Dr Ioannis Chalkiadakis
Given the success of neural networks in recent years, and especially after the success of deep architectures, their use has been expanding to ever more critical application areas such as security, autonomous driving, and healthcare. Contrary to previous well-understood and thoroughly tested approaches, we still have little understanding of what such machine learning (ML) models learn and when they could fail. The question that naturally arises is whether we can trust such systems to undertake safety-critical tasks. Even though research into rigorous mathematical explanation of popular types of ML models (deep neural networks) is advancing fast, in the light of recent European Union legislation (GDPR, 5/2018) that essentially require accountable models, companies employing such technologies should be able to explain them in an understandable way to non-expert customers, without prior knowledge or expertise in the area.
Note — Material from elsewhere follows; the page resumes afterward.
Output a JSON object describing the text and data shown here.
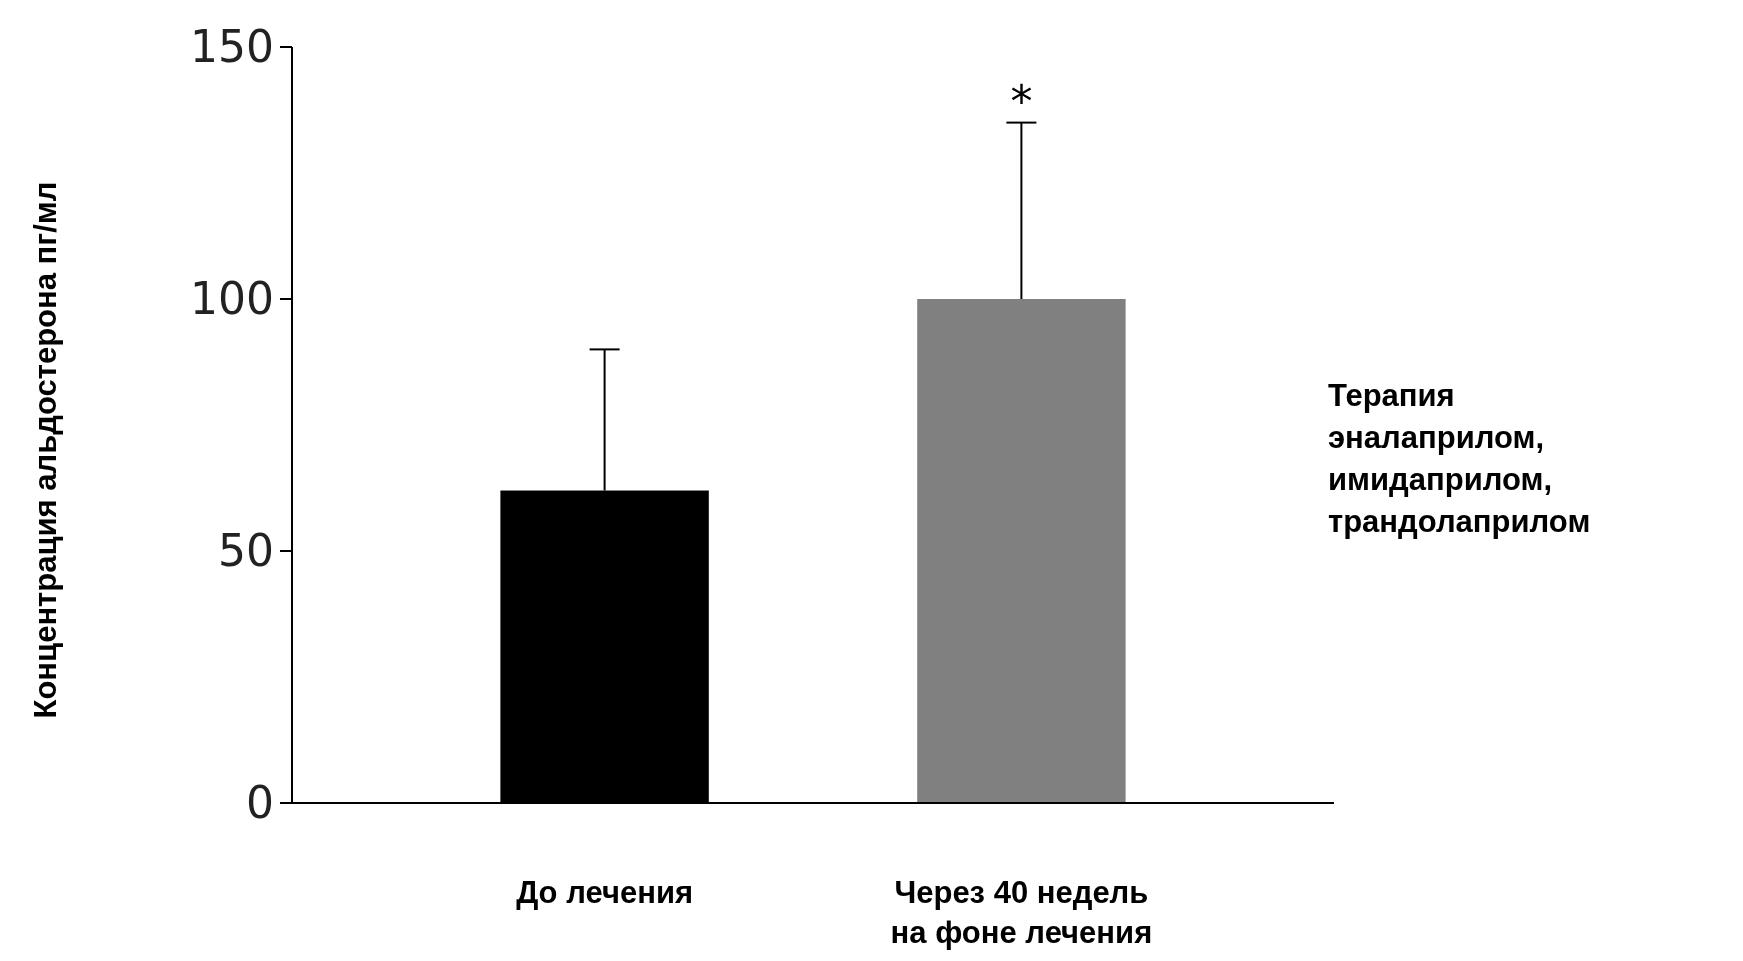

How can we provide such understanding/interpretation that will allow users to trust the ML model they (indirectly) use, and the model's designers to improve it? This is a crucial question that needs to be considered before we expect people to trust, and hence actually use robotic systems, and is the fundamental research question that we aim to tackle.
Roadmap
The 1st-year MSc. project focused on a sentiment classification task and provided a framework for a data-driven look into the operation of a Long-Short-Term-Memory Recurrent Neural Network. Given the difficulty in defining and measuring the interpretability of neural network models, the evaluation of the latter should initially focus around users, and later on a rigorous evaluation metric. Therefore, we provided a critical evaluation of the framework based on our experience and a pilot study, and concluded by setting the guidelines for a complete user-based evaluation at a future stage.
Starting from this project, our future research continues to be on interpretability in machine learning (ML) models in robotics applications.
Current status and research direction.
Kim (2017 ICML Workshop on Human Interpretability in Machine Learning) asserts that there is no universal method for ML interpretability and our goal should not be to understand every detail but rather provide enough information for the subsequent tasks. She poses three main questions: 1. Why and when is interpretability necessary? 2. What methods can we use to provide explanations? 3. How can we measure the quality of explanations?
Motivated by those questions we identify two research paths:
1) Exploiting the idea of model compression proposed by Ba, Caruana (2014) and further investigated by Hinton et. al. (2015) and Frosst et. al. (2017), we focus on a simple robot navigation task (Freire et. al. 2009) -therefore on a task-specific ML explanation- and aim to instil user trust in the behaviour of the robot (why, what is explanation used for). We believe that expressing the uncertainty in the model's outcome in a user-friendly way will be crucial towards achieving trust, and aim to capture that uncertainty through the compression of the original neural network model used for navigating, to a suitable surrogate model (how to give explanations). 2) Existing approaches for interpreting ML models produce important and helpful results for an expert user, yet what about the non-expert end user? Interpretability will necessarily be achieved with the user target group in mind, however, could we present the expert-oriented interpretations in a way that will be more helpful for non-experts? Regarding uncertainty information, how can experts capture it in machine learning applications, and effectively communicate it to end-users?